Doug sent us the following excerpts from David Harvey's work:
>[from David Harvey, Justice, Nature, and the Geography of Difference, pp.
>188-191]
>
>...that they were and continue to be somehow "closer to nature" than we are
>(even Guha, it seem to me, falls into this trap).
<snip>
>Luther Standing Bear prefaced the thoughts cited
>above with the very political argument that "this land of the great plains
>is claimed by the Lakota as their very own." Native-Americans may well have
>strong claims to land rights, to the use of the landscape as a mnemonic
>upon which to hand their sense of historical identity, but the creation of
>an "ecologically conscious" rhetoric about a privileged relation to the
>land to support them is, as we have already argued, an all-too-familiar and
>dangerous practice.

While I am sympathetic to David Harvey's pro-urban + anti-primitivist
strain of thought (and distrustful of the rhetoric of the "noble savage"),
does it really matter (to marxists as political activists, that is) whether
Native Americans were ever or are really now "close to nature,"

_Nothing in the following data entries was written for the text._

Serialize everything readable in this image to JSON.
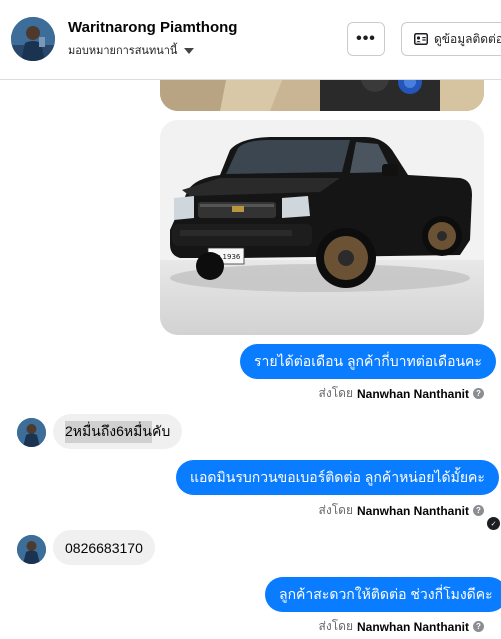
{
  "header": {
    "name": "Waritnarong Piamthong",
    "subtitle": "มอบหมายการสนทนานี้",
    "more_label": "•••",
    "contact_label": "ดูข้อมูลติดต่อ"
  },
  "messages": {
    "out1": "รายได้ต่อเดือน ลูกค้ากี่บาทต่อเดือนคะ",
    "in1_highlight": "2หมื่นถึง6หมื่น",
    "in1_rest": "คับ",
    "out2": "แอดมินรบกวนขอเบอร์ติดต่อ ลูกค้าหน่อยได้มั้ยคะ",
    "in2": "0826683170",
    "out3": "ลูกค้าสะดวกให้ติดต่อ ช่วงกี่โมงดีคะ"
  },
  "sent_by": {
    "prefix": "ส่งโดย",
    "name": "Nanwhan Nanthanit"
  },
  "car_plate": "ผท 1936",
  "icons": [
    "avatar",
    "chevron-down-icon",
    "more-icon",
    "contact-card-icon",
    "info-icon",
    "seen-icon"
  ],
  "colors": {
    "outgoing": "#0a7cff",
    "incoming": "#f0f0f0"
  }
}
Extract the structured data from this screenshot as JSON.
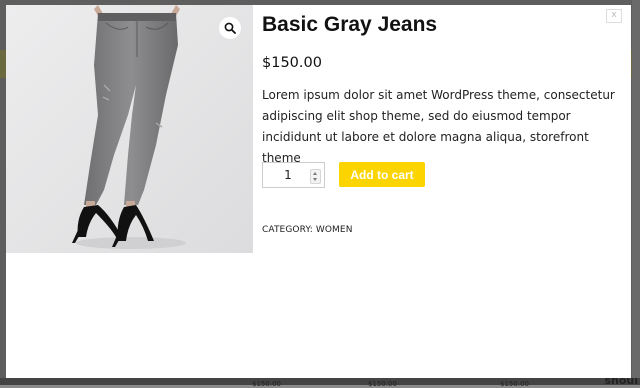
{
  "background": {
    "bottom_right_text": "shoul",
    "prices": [
      "$150.00",
      "$150.00",
      "$150.00"
    ]
  },
  "modal": {
    "close_label": "x",
    "product": {
      "title": "Basic Gray Jeans",
      "price": "$150.00",
      "description": "Lorem ipsum dolor sit amet WordPress theme, consectetur adipiscing elit shop theme, sed do eiusmod tempor incididunt ut labore et dolore magna aliqua, storefront theme",
      "quantity": "1",
      "add_to_cart_label": "Add to cart",
      "category_label": "CATEGORY:",
      "category_value": "WOMEN"
    },
    "icons": {
      "zoom": "magnifier-icon",
      "close": "close-icon"
    }
  },
  "colors": {
    "accent": "#fcd400",
    "overlay": "#5e5e5e",
    "modal_bg": "#ffffff",
    "image_bg": "#e7e7e8"
  }
}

"ecologically conscious," etc? What's wrong with Native Americans
performing "Native Americans" if such performance helps them make a
stronger claim to their land rights in a war of positions? Native Americans
may well decide that under the present circumstances, benefits of this
rhetoric far outweigh its dangers. In the past, abolitionists, in their
agitation, appealed to and grounded their claims upon God, morality,
natural rights, etc., mainly because those were powerful ideological
resources that were available to them. The same can be said about "nature"
for Native Americans: a useful political resource.